Our dataframe consists of four columns from the sentiment scoring: Neu, Neg, Pos and compound. The first three represent the sentiment score percentage of each category in our headline, and the compound single number that scores the sentiment. compound ranges from -1 (Extremely Negative) to 1 (Extremely Positive). We will consider posts with a compound value greater than 0.2 as positive and less than -0.2 as negative.

In [11]:
#Add label polarity
#posts with a compound value greater than 0.2 as positive(label 1), less than -0.2 as negative(label -1 ), remaining posts are neutral(label 0)
df1['label'] = 0
df1.loc[df1['compound'] > 0.2, 'label'] = 1
df1.loc[df1['compound'] < -0.2, 'label'] = -1
df1.head()
Out[11]:
compound headline neg neu pos date label
0 0.3818 The star of a man once renowned as the prototype of a genius inventor has faded. But his reputation is having a revival, and his creations still resonate. 0.000 0.902 0.098 2017-12-30 13:00:23 1
1 -0.7430 “Tesla’s Death Ray” investigates an ominous 20th-century invention. And “They Shall Not Perish” focuses on humanitarian efforts after the Armenian genocide. 0.249 0.751 0.000 2018-01-02 14:28:26 -1
2 0.0000 The electric carmaker pushed back production targets for its Model 3 for the second time. 0.000 1.000 0.000 2018-01-03 11:47:48 0
3 0.0000 Production of the electric-car maker’s mass-market offering was far below forecasts in the fourth quarter. The report sent the company’s shares lower. 0.090 0.820 0.090 2018-01-04 01:45:24 0
4 -0.6346 The manufacturers complain that they will soon be at a disadvantage — once they hit a sales mark that leaves their buyers without the benefit of a tax credit. 0.248 0.669 0.083 2018-01-11 20:46:34 -1

A peek into some positive and negative news

In [12]:
print("\nPositive NEWS Snippets:\n")
print(df1[df1['label'] == 1]['headline'].head(5))
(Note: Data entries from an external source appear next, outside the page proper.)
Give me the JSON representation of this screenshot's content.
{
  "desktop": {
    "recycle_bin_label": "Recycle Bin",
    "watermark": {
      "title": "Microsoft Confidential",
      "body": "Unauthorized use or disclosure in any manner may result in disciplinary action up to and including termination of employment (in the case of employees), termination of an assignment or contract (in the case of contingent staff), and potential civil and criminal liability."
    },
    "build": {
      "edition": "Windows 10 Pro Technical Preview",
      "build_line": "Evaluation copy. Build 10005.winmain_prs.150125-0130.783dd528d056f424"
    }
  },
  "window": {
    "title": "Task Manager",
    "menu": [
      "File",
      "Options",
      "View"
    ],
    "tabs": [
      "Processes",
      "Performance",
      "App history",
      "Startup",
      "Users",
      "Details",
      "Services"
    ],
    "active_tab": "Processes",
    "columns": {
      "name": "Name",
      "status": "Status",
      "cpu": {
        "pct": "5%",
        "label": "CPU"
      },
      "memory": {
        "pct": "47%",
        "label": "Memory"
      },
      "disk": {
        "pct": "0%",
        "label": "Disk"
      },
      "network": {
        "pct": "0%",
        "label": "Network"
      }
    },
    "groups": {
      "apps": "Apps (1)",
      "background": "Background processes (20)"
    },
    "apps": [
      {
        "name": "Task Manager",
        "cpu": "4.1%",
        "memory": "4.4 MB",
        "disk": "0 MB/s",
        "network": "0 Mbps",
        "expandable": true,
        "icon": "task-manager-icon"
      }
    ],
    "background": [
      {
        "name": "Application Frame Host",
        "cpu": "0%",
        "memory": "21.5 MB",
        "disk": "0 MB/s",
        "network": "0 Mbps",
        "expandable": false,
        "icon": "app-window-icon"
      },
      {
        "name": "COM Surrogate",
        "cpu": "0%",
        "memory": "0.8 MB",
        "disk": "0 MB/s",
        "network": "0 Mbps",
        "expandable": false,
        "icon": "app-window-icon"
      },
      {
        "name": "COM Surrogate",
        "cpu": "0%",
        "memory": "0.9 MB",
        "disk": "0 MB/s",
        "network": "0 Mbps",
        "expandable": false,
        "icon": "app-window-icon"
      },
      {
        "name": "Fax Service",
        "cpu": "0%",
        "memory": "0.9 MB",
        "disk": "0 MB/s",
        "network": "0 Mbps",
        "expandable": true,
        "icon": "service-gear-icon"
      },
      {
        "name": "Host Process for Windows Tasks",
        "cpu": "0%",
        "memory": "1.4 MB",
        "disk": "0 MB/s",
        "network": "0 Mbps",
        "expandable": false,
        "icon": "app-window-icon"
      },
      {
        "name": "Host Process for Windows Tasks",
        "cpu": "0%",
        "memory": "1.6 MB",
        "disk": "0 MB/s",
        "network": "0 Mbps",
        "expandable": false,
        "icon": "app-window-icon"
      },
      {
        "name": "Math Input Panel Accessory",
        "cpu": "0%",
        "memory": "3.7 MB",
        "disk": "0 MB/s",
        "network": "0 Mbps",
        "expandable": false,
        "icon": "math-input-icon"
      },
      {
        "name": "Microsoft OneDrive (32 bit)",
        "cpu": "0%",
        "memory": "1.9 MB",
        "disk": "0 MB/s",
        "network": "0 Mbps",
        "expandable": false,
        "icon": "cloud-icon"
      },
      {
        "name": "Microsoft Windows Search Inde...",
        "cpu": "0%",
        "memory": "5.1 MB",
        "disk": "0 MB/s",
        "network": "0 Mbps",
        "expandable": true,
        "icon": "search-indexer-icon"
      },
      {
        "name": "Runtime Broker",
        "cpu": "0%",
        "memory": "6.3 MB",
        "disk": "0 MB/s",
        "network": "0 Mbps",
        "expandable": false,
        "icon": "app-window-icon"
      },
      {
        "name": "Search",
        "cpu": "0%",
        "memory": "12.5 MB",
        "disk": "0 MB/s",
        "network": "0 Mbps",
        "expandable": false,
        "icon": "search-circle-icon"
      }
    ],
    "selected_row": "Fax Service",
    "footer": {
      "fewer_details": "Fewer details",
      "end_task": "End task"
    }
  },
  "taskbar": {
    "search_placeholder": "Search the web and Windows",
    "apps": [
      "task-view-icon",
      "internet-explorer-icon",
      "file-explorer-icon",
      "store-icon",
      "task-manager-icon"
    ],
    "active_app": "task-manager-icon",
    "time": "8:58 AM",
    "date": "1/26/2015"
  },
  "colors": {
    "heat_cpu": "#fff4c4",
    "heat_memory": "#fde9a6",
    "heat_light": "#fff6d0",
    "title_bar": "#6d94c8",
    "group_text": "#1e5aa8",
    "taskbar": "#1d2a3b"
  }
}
print("\n\nNegative NEWS Snippets:\n")
print(df1[df1['label'] == -1]['headline'].head(5))
Positive NEWS Snippets:

0     The star of a man once renowned as the prototype of a genius inventor has faded. But his reputation is having a revival, and his creations still resonate.                          
5     Mr. Musk agreed to stay as chief executive for 10 years, with compensation tied to $50 billion leaps in Tesla’s valuation. Otherwise, he makes zero.                                
6     The revenue and market capitalization targets for 2028 may seem off the charts, but one example to follow might be Jeff Bezos and Amazon.                                           
7     The electric car maker said it was on track to produce 5,000 Model 3s by the middle of 2018. But the numbers suggest profits may be hard come by.                                   
11    Porsche’s Mission E models will compete with Tesla’s Model S and Model X, but the German automaker isn’t focused just on high-performance vehicles. It’s getting into charging, too.
Name: headline, dtype: object


Negative NEWS Snippets:

1     “Tesla’s Death Ray” investigates an ominous 20th-century invention. And “They Shall Not Perish” focuses on humanitarian efforts after the Armenian genocide.  
4     The manufacturers complain that they will soon be at a disadvantage — once they hit a sales mark that leaves their buyers without the benefit of a tax credit.
9     The electric-car maker, reporting another quarterly loss, is scrambling to root out glitches in the manufacturing of its first mass-market offering.          
12    Production delays, a recall and other problems have presented the electric-car maker and its founder, Elon Musk, with a crisis of confidence among investors. 
15    After teasing “important news” to come, he tweeted: “Tesla has gone completely and totally bankrupt. So bankrupt, you can’t believe it.”                      
Name: headline, dtype: object

Calculating number of positive, negative and neutral news and plotting them as percentage in a bar plot.

In [13]:
print(df1.label.value_counts())

print(df1.label.value_counts(normalize=True) * 100)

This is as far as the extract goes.